13 wilayah tersebut yakni Kabupaten Cianjur, Kabupaten Bandung, Kabupaten Kuningan, Kabupaten Cirebon, Kabupaten Majalengka, Kabupaten Sumedang, Kabupaten Indramayu, Kabupaten Subang, Kabupaten Purwakarta, Kabupaten Karawang, Kabupaten Bekasi, Kota Bandung dan Kota Cimahi.

"Bagian utara dan tengah berpotensi tinggi banjir, seperti di Kabupaten Bandung yang sampai sekarang masih terjadi banjir sejak masuk musim hujan," kata Kepala Badan Penanggulanan Bencana Daerah (BPBD) Jawa Barat Dicky Saromi di Gedung Sate, Jalan Diponegoro, Kota Bandung, Jawa Barat, Rabu, 14 November 2018.

Dicky menuturkan, dalam dua pekan terakhir telah terjadi bencana banjir sebanyak 23 kejadian di tujuh kabupaten/kota dikarenakan intensitas hujan yang tinggi, yakni di Kabupaten Pangandaran, Tasikmalaya, Kabupaten Bandung, Kota Bekasi, Kota Bogor, Kota Cimahi dan Kota Bandung.

"Namun banjir-banjir di wilayah itu ada yang sedang dan tinggi, seperti di Kabupaten Bandung itu termasuk tinggi," jelas Dicky.

13 wilayah tersebut berpotensi banjir karena disebabkan beberapa hal di antaranya tidak begitu baik tata air seperti drainase, ketersediaan kolam retensi, dan tanggul sungai. 

"Kalau itu semua beres, maka banjir akan bisa terhindari. Tapi berdasarkan pantauan di lapangan, tata air itu belum begitu baik sehingga masih menimbulkan banjir," jelas Dicky.
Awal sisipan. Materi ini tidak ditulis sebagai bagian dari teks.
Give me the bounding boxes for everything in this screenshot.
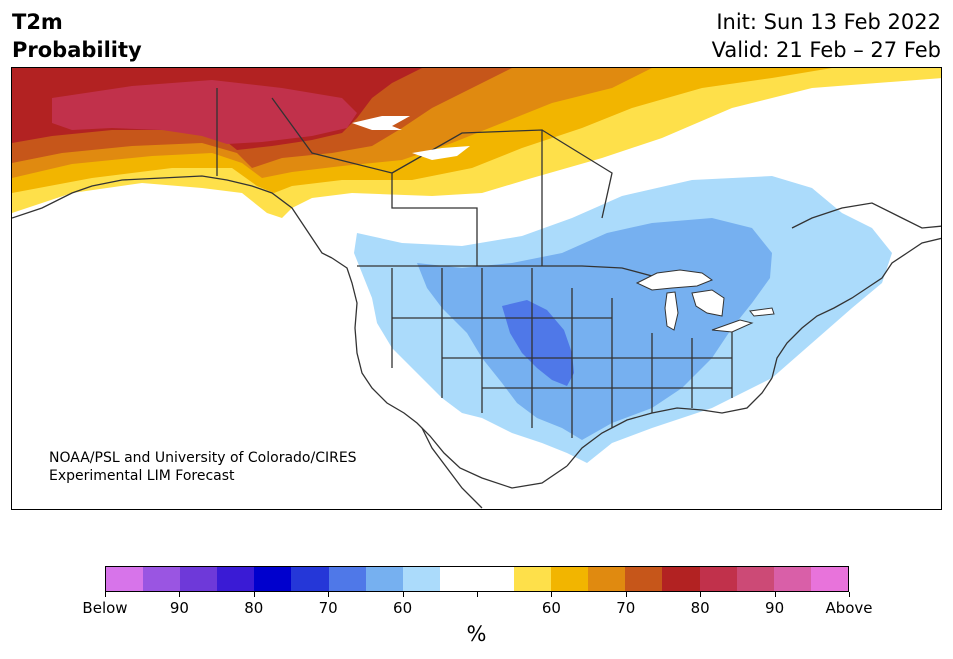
colorbar-tick-label: 90: [169, 599, 189, 617]
colorbar-swatch: [402, 567, 440, 591]
colorbar-tick-mark: [105, 592, 106, 597]
map-panel: [11, 67, 942, 510]
colorbar-swatch: [625, 567, 663, 591]
map-title: T2m Probability: [12, 8, 142, 64]
colorbar-swatch: [254, 567, 292, 591]
colorbar-tick-label: 80: [690, 599, 710, 617]
land-borders: [12, 88, 941, 509]
credit-line2: Experimental LIM Forecast: [49, 468, 235, 484]
colorbar-tick-label: 60: [541, 599, 561, 617]
colorbar-tick-label: 70: [318, 599, 338, 617]
colorbar-tick-mark: [625, 592, 627, 597]
colorbar-tick-mark: [402, 592, 404, 597]
lake-ontario: [749, 307, 775, 317]
valid-range: Valid: 21 Feb – 27 Feb: [711, 38, 941, 62]
credit-line1: NOAA/PSL and University of Colorado/CIRE…: [49, 450, 357, 466]
colorbar-swatch: [773, 567, 811, 591]
colorbar-tick-label: Below: [82, 599, 128, 617]
colorbar-swatch: [143, 567, 181, 591]
colorbar-swatch: [365, 567, 403, 591]
colorbar-tick-labels: Below 90 80 70 60 60 70 80 90 Above: [82, 599, 872, 619]
gulf-coast: [566, 377, 773, 467]
colorbar-tick-label: 90: [765, 599, 785, 617]
lake-erie: [711, 319, 754, 333]
colorbar-tick-mark: [179, 592, 181, 597]
atlantic-coast: [771, 237, 941, 379]
colorbar-tick-mark: [477, 592, 478, 597]
lake-superior: [635, 269, 714, 291]
colorbar-swatch: [699, 567, 737, 591]
colorbar-swatch: [810, 567, 848, 591]
colorbar-tick-mark: [551, 592, 553, 597]
colorbar-tick-mark: [328, 592, 330, 597]
us-state-lines: [391, 268, 733, 438]
northern-lakes: [352, 116, 470, 160]
colorbar-swatch: [551, 567, 589, 591]
colorbar-tick-mark: [774, 592, 776, 597]
forecast-dates: Init: Sun 13 Feb 2022 Valid: 21 Feb – 27…: [712, 8, 941, 64]
colorbar: [105, 566, 849, 592]
colorbar-swatch: [476, 567, 515, 591]
colorbar-swatch: [217, 567, 255, 591]
cold-70-region: [502, 300, 574, 386]
colorbar-swatch: [328, 567, 366, 591]
credit-text: NOAA/PSL and University of Colorado/CIRE…: [49, 449, 357, 485]
init-date: Init: Sun 13 Feb 2022: [716, 10, 941, 34]
colorbar-tick-label: Above: [825, 599, 873, 617]
warm-85-region: [52, 80, 357, 144]
mexico-coast: [421, 427, 483, 509]
lake-huron: [691, 289, 725, 317]
colorbar-swatch: [662, 567, 700, 591]
colorbar-swatch: [291, 567, 329, 591]
colorbar-tick-label: 70: [616, 599, 636, 617]
title-variable: T2m: [12, 10, 63, 34]
colorbar-tick-mark: [253, 592, 255, 597]
great-bear-lake: [352, 116, 410, 130]
colorbar-swatch: [736, 567, 774, 591]
lake-michigan: [664, 291, 679, 331]
pacific-coast: [331, 257, 568, 489]
great-lakes: [635, 269, 775, 333]
colorbar-unit: %: [466, 622, 487, 646]
probability-map: [12, 68, 941, 509]
colorbar-swatch: [106, 567, 144, 591]
great-slave-lake: [412, 146, 470, 160]
colorbar-tick-mark: [849, 592, 850, 597]
colorbar-tick-mark: [700, 592, 702, 597]
alaska-coast: [12, 175, 333, 259]
colorbar-swatch: [180, 567, 218, 591]
canada-east-coast: [791, 202, 941, 229]
colorbar-swatch: [514, 567, 552, 591]
title-type: Probability: [12, 38, 142, 62]
colorbar-swatch: [439, 567, 477, 591]
colorbar-swatch: [588, 567, 626, 591]
colorbar-tick-label: 60: [393, 599, 413, 617]
colorbar-tick-label: 80: [244, 599, 264, 617]
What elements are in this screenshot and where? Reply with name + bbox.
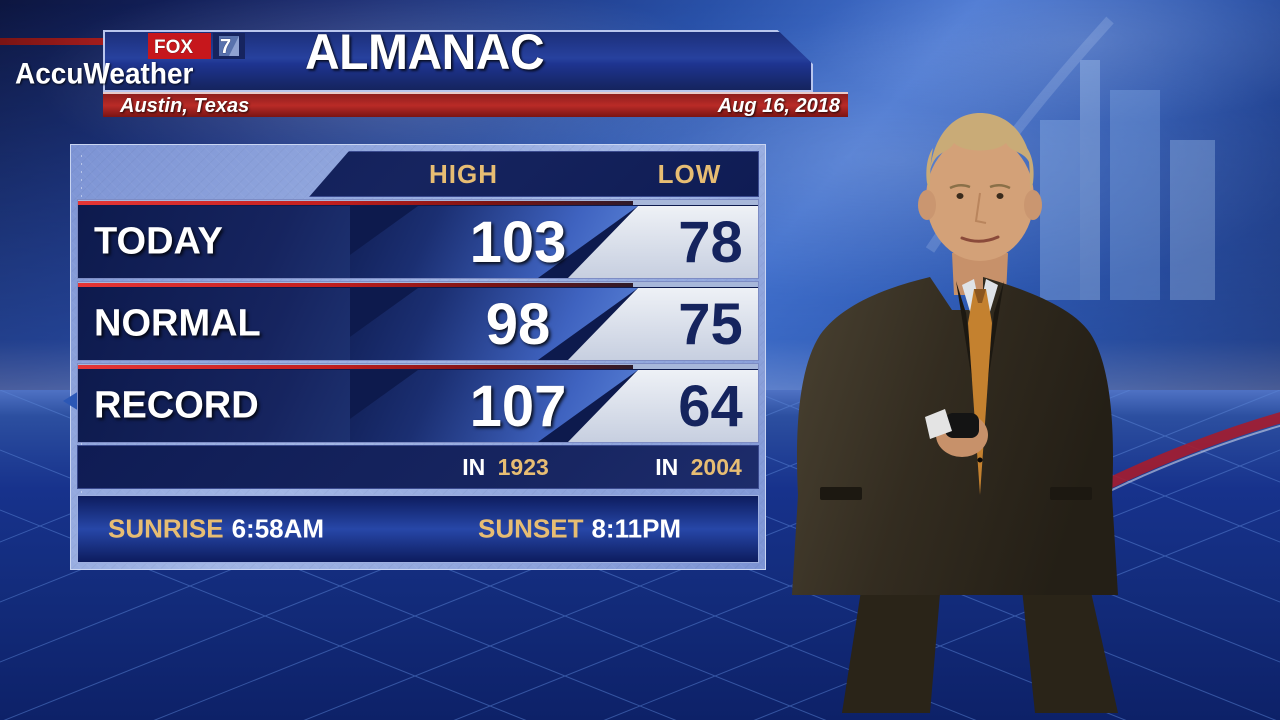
svg-text:7: 7 xyxy=(220,36,231,58)
svg-text:FOX: FOX xyxy=(154,37,193,58)
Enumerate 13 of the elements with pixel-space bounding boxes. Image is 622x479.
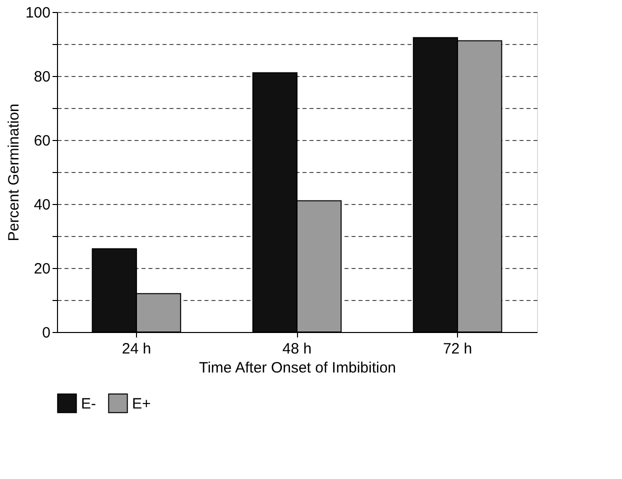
y-tick-label: 0 (42, 324, 50, 342)
x-tick-label: 48 h (282, 340, 312, 358)
legend-label: E+ (132, 395, 152, 412)
x-axis-title: Time After Onset of Imbibition (198, 360, 396, 376)
y-axis-title: Percent Germination (5, 104, 22, 242)
y-tick-label: 40 (34, 196, 50, 214)
y-tick-label: 20 (34, 260, 50, 278)
x-tick-label: 24 h (122, 340, 152, 358)
x-tick-label: 72 h (442, 340, 472, 358)
y-tick-label: 80 (34, 68, 50, 86)
y-tick-label: 60 (34, 132, 50, 150)
legend-label: E- (81, 395, 96, 412)
y-tick-label: 100 (25, 4, 50, 22)
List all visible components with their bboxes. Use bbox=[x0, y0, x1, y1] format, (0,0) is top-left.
Selain itu, banyaknya bangunan di daerah resapan air pun menjadi salah satu penyebab terbesar terjadinya banjir. Pasalnya tak sedikit kabupaten/kota mengeluarkan izin pembangunan di kawasan resapan seperti di bagian utara Jabar.

"Tata ruang dan tata bangunan juga termasuk penyebab terjadinya banjir. Jadi ini harus diselesaikan secara bersama, tidak hanya BPBD saja, karena tugas kami telah melakukan tugas pengurangan bencana sesuai SOP seperti sosialisasi dan patroli bencana," pungkas Dicky.